Wegman clearly admires Said’s work and her work ethic. He says, “My favorite Yasmin story is from the fall semester 2004. I was scheduled to teach CSI 876, an intensive mathematics course. I had carefully handwritten my lecture notes and was planning to use a document camera to project them. Yasmin saw them and said she would be happy to type them up for me. I told her it was page after page of intricate mathematical notation and that she would have to use a technical word processor like LaTeX. I asked her if she knew LaTeX, and she said no, but she would learn it. I thought maybe my notes would be typed by the end of the semester. She showed up a week later with 61 pages of perfectly typed lecture notes.”

Said defended her dissertation two weeks ago and was back last week to resume work on the Alcohol Ecology and to look for funding for further research. Having quit her job last December to focus on her dissertation full-time, she’s now looking ahead.

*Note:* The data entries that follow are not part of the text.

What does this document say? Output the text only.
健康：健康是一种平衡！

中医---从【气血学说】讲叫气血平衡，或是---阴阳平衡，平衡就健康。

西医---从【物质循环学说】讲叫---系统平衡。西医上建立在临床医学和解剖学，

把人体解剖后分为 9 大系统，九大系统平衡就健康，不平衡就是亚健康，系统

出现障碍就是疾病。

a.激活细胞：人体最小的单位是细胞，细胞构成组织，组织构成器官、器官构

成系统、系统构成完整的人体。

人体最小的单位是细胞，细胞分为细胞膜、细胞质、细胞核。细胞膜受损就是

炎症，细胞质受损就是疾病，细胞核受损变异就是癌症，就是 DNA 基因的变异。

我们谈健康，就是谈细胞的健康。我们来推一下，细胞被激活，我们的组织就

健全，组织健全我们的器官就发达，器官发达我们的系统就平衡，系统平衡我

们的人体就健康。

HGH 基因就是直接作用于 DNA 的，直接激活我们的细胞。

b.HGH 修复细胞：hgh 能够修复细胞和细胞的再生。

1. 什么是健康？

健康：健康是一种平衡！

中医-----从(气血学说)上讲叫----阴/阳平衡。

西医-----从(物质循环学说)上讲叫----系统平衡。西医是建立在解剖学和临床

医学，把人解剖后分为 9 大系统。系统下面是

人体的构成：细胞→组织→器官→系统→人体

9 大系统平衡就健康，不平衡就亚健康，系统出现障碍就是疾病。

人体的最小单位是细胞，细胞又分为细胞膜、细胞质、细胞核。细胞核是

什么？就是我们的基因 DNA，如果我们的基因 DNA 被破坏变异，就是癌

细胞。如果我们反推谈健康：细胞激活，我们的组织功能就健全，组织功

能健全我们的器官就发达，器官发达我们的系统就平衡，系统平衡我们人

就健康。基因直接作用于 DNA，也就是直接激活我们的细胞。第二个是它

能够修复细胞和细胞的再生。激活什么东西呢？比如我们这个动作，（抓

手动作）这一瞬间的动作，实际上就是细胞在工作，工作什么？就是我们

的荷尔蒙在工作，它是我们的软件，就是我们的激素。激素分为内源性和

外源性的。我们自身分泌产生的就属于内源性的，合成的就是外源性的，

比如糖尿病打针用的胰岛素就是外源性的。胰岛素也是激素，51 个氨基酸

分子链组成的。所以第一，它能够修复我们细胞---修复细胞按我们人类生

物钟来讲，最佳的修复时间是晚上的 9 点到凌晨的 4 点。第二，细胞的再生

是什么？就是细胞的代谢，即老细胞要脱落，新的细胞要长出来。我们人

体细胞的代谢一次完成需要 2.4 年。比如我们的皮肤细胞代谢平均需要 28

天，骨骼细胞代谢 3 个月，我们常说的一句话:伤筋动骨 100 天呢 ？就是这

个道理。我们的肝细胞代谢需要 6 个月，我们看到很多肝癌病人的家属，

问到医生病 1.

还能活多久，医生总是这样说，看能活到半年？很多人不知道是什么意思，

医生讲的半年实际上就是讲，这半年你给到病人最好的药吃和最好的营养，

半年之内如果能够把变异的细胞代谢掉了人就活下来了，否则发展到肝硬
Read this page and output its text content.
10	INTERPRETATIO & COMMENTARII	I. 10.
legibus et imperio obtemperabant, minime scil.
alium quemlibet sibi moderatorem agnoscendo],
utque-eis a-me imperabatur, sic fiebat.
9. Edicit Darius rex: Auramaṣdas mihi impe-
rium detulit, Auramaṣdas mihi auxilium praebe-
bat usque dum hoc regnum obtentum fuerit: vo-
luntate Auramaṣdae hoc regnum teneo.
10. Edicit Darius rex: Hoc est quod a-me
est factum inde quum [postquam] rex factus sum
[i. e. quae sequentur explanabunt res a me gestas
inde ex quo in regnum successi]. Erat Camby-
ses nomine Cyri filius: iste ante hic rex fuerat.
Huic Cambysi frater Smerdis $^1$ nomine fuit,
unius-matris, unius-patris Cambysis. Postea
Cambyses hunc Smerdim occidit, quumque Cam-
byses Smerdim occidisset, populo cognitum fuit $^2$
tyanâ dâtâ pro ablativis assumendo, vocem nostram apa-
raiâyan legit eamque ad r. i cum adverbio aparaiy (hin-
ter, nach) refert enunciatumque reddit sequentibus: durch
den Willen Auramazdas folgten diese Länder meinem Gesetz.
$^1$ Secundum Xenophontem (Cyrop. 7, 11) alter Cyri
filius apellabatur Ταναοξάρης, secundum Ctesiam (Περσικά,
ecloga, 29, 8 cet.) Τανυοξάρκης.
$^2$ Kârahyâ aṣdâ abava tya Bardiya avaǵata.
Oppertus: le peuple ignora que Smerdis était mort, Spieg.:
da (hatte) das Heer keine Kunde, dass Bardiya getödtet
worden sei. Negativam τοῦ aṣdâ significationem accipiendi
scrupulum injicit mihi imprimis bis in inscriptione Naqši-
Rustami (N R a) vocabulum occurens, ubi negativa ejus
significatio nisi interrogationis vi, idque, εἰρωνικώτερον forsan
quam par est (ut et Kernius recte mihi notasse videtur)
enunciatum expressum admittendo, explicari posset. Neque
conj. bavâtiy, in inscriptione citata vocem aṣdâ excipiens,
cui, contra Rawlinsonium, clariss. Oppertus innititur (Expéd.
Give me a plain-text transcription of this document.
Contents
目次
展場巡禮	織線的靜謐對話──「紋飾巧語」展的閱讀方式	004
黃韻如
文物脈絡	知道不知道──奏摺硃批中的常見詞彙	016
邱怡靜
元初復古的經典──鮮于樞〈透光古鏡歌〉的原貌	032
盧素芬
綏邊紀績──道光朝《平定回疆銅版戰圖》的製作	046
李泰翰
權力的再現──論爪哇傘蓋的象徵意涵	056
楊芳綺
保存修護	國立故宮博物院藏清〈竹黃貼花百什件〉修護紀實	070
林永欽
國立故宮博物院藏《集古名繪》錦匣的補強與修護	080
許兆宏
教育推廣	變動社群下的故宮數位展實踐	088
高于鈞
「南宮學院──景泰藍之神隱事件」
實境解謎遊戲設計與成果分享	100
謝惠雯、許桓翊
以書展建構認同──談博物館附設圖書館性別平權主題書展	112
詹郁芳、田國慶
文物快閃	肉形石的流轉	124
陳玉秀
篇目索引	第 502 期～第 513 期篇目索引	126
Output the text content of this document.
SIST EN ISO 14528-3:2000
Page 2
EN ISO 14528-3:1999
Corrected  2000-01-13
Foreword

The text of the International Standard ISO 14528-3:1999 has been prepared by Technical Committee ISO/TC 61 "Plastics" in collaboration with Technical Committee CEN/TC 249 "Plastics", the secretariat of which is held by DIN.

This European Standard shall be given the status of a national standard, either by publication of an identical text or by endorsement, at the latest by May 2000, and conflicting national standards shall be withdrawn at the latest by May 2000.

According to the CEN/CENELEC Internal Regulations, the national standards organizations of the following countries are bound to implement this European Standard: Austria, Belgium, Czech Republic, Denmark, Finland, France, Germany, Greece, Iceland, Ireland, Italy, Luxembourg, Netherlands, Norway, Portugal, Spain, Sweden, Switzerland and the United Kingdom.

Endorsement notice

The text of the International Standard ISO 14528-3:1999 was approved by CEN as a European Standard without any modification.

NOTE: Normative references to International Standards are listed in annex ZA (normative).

At the American Statistical Association’s Joint Statistical Meetings conference in August, she’ll participate in three lectures, one on modeling alcohol ecology, another on nonparametric statistical methods, and a third on regression analysis on a NOAA data set. At the Annual Meeting of the Interface of Computing and Statistics in June, she will give an invited talk on her Alcohol Ecology model. She was recently nominated as a fellow of the Royal Statistical Society and is a member of eight other professional societies.

In addition to “trying to get a real job”—teaching and doing research at a university or doing consulting work—she plans to write a book on the history of statistics for Elsevier publishing.

And last but not least, with Wegman’s help, Said is applying for a patent through George Mason for the Alcohol Ecology.